Obama starts inauguration day with visit to churchWASHINGTON (AP) — President Barack Obama began inauguration day listening to a church pastor counsel him to use his power to benefit others, and the nation.
WASHINGTON (AP) — President Barack Obama began inauguration day listening to a church pastor counsel him to use his power to benefit others, and the nation.
It was part of the sermon at St. John's Episcopal Church near the White House, where Obama and his family attended services Monday morning.
The presidential motorcade arrived shortly after 8:30 a.m. under crisp, cold skies outside the sanctuary. The president and first lady Michelle Obama emerged to pose briefly for photos with their daughters Sasha and Malia before entering the church. The first family sometimes attends Sunday worship at the church, which is across Lafayette Park from the White House.
Vice President Joe Biden and his family also attended.
Inside, R&B singer Ledisi, a favorite of Mrs.
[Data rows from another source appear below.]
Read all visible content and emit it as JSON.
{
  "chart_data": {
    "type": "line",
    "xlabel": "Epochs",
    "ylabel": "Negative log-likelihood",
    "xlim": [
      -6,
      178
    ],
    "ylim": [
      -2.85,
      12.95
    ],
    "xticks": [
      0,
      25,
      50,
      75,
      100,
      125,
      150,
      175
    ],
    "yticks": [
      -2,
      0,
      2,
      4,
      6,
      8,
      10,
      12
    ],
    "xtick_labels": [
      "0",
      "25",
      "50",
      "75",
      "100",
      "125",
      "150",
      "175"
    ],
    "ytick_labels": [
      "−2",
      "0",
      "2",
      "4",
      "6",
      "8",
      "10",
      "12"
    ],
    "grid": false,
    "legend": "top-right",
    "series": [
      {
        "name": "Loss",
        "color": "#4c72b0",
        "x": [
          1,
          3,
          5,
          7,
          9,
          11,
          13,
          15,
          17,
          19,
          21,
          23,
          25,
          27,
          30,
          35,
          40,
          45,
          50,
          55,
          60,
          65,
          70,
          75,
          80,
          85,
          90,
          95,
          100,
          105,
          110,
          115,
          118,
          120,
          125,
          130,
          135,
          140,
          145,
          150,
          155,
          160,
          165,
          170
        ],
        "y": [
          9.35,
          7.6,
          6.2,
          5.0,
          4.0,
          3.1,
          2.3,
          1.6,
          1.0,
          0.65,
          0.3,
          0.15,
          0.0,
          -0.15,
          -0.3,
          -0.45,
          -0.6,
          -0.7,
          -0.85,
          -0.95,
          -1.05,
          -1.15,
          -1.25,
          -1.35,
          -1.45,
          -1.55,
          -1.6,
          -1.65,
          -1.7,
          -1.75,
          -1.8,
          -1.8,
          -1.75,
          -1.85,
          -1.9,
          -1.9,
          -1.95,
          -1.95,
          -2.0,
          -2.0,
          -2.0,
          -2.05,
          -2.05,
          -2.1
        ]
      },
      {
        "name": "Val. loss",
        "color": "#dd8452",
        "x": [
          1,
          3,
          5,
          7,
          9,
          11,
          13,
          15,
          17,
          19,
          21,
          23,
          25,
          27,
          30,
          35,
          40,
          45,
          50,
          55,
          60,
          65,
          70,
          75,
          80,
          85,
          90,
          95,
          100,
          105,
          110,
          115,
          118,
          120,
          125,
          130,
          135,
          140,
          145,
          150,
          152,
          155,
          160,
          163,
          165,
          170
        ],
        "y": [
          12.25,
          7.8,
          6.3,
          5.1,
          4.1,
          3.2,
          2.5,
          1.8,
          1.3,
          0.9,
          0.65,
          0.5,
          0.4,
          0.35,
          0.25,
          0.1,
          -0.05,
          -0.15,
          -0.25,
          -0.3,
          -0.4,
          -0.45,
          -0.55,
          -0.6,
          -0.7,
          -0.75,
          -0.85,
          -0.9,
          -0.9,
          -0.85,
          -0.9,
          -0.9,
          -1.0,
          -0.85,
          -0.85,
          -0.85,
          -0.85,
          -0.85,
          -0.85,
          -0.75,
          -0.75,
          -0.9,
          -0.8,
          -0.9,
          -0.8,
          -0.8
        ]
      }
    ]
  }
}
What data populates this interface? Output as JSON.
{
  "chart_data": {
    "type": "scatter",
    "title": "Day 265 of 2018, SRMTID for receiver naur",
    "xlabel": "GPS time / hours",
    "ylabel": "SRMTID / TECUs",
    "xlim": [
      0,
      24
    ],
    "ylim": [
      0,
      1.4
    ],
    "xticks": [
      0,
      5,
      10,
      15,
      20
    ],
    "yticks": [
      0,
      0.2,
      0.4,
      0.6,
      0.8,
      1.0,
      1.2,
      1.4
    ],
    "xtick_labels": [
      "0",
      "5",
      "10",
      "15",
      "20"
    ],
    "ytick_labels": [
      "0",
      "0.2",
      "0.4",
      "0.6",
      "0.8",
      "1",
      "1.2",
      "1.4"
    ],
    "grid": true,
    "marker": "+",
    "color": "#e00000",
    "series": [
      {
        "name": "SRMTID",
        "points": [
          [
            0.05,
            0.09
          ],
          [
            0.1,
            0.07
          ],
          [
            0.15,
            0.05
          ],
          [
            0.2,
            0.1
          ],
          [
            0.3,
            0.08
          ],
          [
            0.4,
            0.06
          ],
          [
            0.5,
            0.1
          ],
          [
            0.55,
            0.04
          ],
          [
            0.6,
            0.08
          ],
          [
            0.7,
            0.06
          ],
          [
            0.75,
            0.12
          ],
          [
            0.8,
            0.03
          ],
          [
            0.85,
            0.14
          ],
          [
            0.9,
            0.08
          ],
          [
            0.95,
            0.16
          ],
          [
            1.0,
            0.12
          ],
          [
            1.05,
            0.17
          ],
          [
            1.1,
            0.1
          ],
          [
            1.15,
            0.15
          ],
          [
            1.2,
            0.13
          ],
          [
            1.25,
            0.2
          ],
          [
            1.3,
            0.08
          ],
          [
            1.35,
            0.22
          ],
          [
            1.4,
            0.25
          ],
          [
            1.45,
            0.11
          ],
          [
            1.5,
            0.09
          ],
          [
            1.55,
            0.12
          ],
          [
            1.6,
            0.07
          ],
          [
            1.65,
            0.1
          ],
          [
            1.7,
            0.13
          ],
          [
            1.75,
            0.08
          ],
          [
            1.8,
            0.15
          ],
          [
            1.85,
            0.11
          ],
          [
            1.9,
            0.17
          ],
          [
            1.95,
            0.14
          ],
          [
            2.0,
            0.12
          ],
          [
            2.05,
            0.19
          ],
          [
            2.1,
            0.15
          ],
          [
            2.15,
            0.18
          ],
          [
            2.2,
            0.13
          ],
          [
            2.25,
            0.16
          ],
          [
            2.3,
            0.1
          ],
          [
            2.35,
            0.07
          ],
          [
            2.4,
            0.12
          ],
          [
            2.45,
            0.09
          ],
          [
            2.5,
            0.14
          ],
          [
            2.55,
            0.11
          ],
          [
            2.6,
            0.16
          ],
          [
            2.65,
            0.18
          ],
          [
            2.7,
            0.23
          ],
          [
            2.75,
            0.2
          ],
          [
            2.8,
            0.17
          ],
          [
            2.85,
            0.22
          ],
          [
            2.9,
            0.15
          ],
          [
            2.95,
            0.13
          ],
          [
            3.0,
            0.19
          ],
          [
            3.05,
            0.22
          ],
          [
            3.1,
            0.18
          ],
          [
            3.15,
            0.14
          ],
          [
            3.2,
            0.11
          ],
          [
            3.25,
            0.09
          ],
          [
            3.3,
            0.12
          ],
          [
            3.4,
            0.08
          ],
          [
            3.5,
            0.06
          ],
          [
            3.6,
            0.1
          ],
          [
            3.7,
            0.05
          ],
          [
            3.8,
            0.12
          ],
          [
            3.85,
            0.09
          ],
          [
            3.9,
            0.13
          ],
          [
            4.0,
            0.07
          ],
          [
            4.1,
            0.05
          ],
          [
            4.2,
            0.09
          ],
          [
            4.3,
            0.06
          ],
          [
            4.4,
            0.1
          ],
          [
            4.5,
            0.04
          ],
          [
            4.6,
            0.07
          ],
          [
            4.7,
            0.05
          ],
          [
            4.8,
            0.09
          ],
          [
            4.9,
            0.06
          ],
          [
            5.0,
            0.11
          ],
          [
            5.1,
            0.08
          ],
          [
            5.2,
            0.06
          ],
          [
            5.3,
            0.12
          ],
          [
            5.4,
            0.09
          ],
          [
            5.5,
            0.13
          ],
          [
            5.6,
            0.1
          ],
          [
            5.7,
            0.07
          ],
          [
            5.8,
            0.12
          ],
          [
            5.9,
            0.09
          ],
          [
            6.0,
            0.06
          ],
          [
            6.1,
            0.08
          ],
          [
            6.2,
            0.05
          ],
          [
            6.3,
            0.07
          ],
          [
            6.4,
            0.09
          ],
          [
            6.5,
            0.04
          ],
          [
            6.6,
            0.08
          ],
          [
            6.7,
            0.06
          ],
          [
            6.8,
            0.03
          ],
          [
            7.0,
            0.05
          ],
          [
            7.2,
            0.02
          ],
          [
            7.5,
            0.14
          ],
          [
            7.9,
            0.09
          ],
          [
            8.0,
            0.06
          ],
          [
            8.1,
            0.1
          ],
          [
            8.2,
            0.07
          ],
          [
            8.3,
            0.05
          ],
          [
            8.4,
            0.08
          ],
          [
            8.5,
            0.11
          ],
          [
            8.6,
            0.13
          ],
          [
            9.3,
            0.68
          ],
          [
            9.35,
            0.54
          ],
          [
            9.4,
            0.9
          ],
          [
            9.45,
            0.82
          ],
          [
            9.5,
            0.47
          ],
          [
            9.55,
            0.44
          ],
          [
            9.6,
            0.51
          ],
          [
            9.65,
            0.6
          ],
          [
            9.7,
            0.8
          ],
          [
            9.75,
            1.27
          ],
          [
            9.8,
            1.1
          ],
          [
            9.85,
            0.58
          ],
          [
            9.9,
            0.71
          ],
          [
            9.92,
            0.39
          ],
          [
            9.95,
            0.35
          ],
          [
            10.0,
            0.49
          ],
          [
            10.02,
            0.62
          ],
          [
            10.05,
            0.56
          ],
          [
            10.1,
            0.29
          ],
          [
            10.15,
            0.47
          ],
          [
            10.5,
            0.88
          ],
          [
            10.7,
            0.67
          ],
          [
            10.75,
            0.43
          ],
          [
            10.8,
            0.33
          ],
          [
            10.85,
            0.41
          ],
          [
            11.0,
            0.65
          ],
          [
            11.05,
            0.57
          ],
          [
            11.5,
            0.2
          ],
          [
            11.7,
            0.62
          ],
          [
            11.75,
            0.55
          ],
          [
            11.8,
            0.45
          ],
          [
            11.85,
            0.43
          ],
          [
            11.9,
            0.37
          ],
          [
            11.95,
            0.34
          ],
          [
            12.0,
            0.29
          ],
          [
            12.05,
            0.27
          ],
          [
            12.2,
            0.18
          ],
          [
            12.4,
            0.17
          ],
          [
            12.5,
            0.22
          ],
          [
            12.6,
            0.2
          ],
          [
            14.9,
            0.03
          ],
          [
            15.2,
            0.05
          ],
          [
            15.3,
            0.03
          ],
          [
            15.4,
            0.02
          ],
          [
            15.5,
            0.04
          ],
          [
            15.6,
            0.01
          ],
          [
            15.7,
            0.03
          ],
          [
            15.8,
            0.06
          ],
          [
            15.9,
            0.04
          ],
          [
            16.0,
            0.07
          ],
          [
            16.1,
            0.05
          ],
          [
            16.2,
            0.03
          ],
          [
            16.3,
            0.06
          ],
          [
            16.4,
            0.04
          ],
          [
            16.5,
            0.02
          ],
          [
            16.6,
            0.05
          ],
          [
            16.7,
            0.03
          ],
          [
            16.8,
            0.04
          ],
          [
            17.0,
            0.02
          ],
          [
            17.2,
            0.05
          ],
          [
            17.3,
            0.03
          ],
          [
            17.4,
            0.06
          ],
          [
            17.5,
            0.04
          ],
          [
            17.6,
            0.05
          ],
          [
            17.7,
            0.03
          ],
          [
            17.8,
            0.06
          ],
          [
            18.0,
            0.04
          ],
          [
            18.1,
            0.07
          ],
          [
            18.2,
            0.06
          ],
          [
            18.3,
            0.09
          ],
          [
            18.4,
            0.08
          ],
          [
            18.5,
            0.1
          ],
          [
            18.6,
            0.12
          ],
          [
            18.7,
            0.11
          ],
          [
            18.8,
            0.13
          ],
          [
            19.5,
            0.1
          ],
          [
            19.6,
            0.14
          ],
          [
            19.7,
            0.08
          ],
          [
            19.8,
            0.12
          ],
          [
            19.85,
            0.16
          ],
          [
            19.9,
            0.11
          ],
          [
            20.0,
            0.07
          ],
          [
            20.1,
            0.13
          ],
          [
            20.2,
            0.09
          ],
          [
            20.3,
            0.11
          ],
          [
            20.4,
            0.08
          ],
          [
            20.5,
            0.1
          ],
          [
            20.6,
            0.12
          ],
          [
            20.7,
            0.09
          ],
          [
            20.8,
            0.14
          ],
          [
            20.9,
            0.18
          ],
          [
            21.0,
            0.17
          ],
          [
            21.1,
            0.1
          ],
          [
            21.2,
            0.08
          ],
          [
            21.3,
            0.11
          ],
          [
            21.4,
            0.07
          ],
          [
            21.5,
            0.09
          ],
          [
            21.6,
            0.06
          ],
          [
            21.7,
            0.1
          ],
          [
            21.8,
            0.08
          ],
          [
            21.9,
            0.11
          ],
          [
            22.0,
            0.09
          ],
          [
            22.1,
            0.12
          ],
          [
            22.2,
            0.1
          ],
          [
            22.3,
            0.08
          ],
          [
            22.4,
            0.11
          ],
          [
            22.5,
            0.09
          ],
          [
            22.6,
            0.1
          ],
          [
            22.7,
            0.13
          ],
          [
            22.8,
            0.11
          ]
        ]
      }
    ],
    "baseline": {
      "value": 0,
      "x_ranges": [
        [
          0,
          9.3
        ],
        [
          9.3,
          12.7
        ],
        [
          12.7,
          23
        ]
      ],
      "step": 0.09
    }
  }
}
Obama's, sang a solo titled "I Feel Like Goin' On."
The sermon was delivered by Pastor Andy Stanley of North Point Community Church in Alpharetta, Ga., who asked what one does when they realize they're the most powerful person in that room. "You leverage that power for the benefit of other people in the room," Stanley said.
To the president, he said: "Mr. President, you have an awfully big room. It's as big as our nation."
Obama stood for a blessing from Bishop Vashti McKenzie of the Tenth Episcopal District, African Methodist Episcopal Church. She prayed for the president to be a "soothing presence in the White House when the stress and strain of leadership seeks a resting place."
Obama exited to cheers from a waiting crowd, then headed back to the White House as time neared to take the oath of office for his second term.